For simple protocols like UDP we drop the incoming packets when the limit is hit. This is OK as the protocol itself do not provide any packet delivery guarantees.
Netlink traffic is always accounted on the user-side socket despite traffic source. This is done so as kernel produces traffic mainly on response from user.
Now we're done with the accounting. Let's now talk about the performance.
The major bottleneck is the RSS accounting with its extra locking. As you can see from the table the beancounters withot this part produce very small overhead (if any) on many unixbench tests.
The RSS mainly hits the fork() and exec() (and thus – the shell test) operation speed.

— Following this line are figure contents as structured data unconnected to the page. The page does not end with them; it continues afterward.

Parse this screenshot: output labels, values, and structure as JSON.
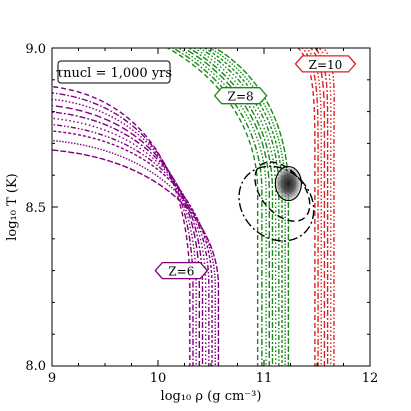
{
  "chart_data": {
    "type": "line",
    "xlabel": "log₁₀ ρ  (g cm⁻³)",
    "ylabel": "log₁₀ T  (K)",
    "xlim": [
      9,
      12
    ],
    "ylim": [
      8.0,
      9.0
    ],
    "x_ticks": [
      "9",
      "10",
      "11",
      "12"
    ],
    "y_ticks": [
      "8.0",
      "8.5",
      "9.0"
    ],
    "annotation": "τnucl = 1,000 yrs",
    "colors": {
      "z6": "#800080",
      "z8": "#1a8a1a",
      "z10": "#e02020",
      "confidence": "#000000"
    },
    "series": [
      {
        "name": "Z=6",
        "color": "#800080",
        "label_x": 10.22,
        "label_y": 8.3,
        "curves": [
          {
            "rho0": 10.3,
            "y_top": 8.88
          },
          {
            "rho0": 10.33,
            "y_top": 8.86
          },
          {
            "rho0": 10.36,
            "y_top": 8.84
          },
          {
            "rho0": 10.39,
            "y_top": 8.82
          },
          {
            "rho0": 10.42,
            "y_top": 8.8
          },
          {
            "rho0": 10.45,
            "y_top": 8.78
          },
          {
            "rho0": 10.48,
            "y_top": 8.76
          },
          {
            "rho0": 10.51,
            "y_top": 8.74
          },
          {
            "rho0": 10.54,
            "y_top": 8.71
          },
          {
            "rho0": 10.57,
            "y_top": 8.68
          }
        ]
      },
      {
        "name": "Z=8",
        "color": "#1a8a1a",
        "label_x": 10.78,
        "label_y": 8.85,
        "curves": [
          {
            "rho0": 10.94,
            "x_top": 10.02
          },
          {
            "rho0": 10.98,
            "x_top": 10.07
          },
          {
            "rho0": 11.02,
            "x_top": 10.12
          },
          {
            "rho0": 11.05,
            "x_top": 10.17
          },
          {
            "rho0": 11.08,
            "x_top": 10.22
          },
          {
            "rho0": 11.11,
            "x_top": 10.27
          },
          {
            "rho0": 11.14,
            "x_top": 10.32
          },
          {
            "rho0": 11.17,
            "x_top": 10.37
          },
          {
            "rho0": 11.2,
            "x_top": 10.42
          },
          {
            "rho0": 11.23,
            "x_top": 10.47
          }
        ]
      },
      {
        "name": "Z=10",
        "color": "#e02020",
        "label_x": 11.58,
        "label_y": 8.95,
        "curves": [
          {
            "rho0": 11.48,
            "x_top": 11.28
          },
          {
            "rho0": 11.51,
            "x_top": 11.32
          },
          {
            "rho0": 11.54,
            "x_top": 11.36
          },
          {
            "rho0": 11.57,
            "x_top": 11.4
          },
          {
            "rho0": 11.6,
            "x_top": 11.44
          },
          {
            "rho0": 11.63,
            "x_top": 11.48
          },
          {
            "rho0": 11.66,
            "x_top": 11.52
          }
        ]
      }
    ],
    "confidence_center": {
      "x": 11.23,
      "y": 8.58
    },
    "confidence_contours": [
      {
        "level": "inner",
        "dash": "solid",
        "rx": 0.06,
        "ry": 0.07
      },
      {
        "level": "mid",
        "dash": "dashed",
        "rx": 0.2,
        "ry": 0.12
      },
      {
        "level": "outer",
        "dash": "dashdot",
        "rx": 0.32,
        "ry": 0.17
      }
    ]
  }
}
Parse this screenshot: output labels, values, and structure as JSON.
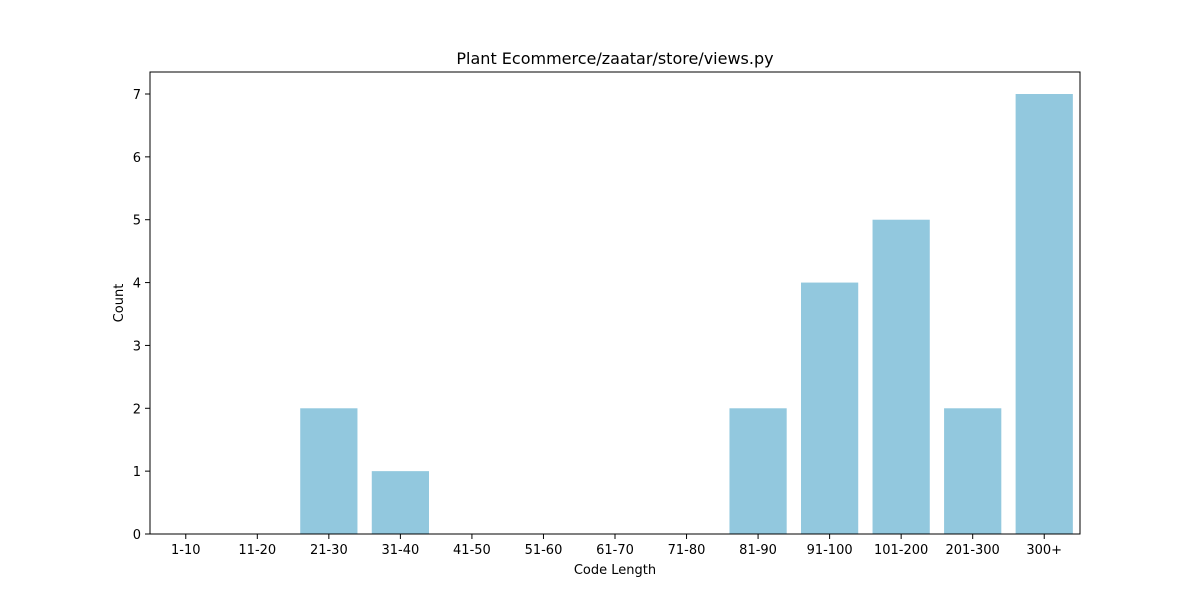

Howver we have some ideas of how to improve this.
The beancounters are continuously evolving and even now we have something to work on.
The major question is the performance issues. The main technics we're exploiting are pre-charging and on-demand accounting.
Pre charging means that each task reserves some amount of resource from the beancounter during its creation and exhaust it for object allocations in the future. We have this working for kernel memory, files and network buffers and plan to account the vma lenghts with it.
On-demand accounting is a bit more tricky. The main idea is that we need to account the precice values only when we're near the limit. When the beancounter comsumes little of resource we can have just estimations of the consumption level. We have this working for active dentry cache and are willing to implement this for RSS accounting.
Another importaint question is implementing hard RSS limits with pages reclamation. We have some proof-of-concept patches sent to lkml. Soon this will apear in oficial openvz kernels.
And the last interesting question is TCP window management based on beancounter resource availability. This will allow for better manegement of TCP traffic.
Well, that's all. Thank you for your attention. Now I'm ready to answer your questions.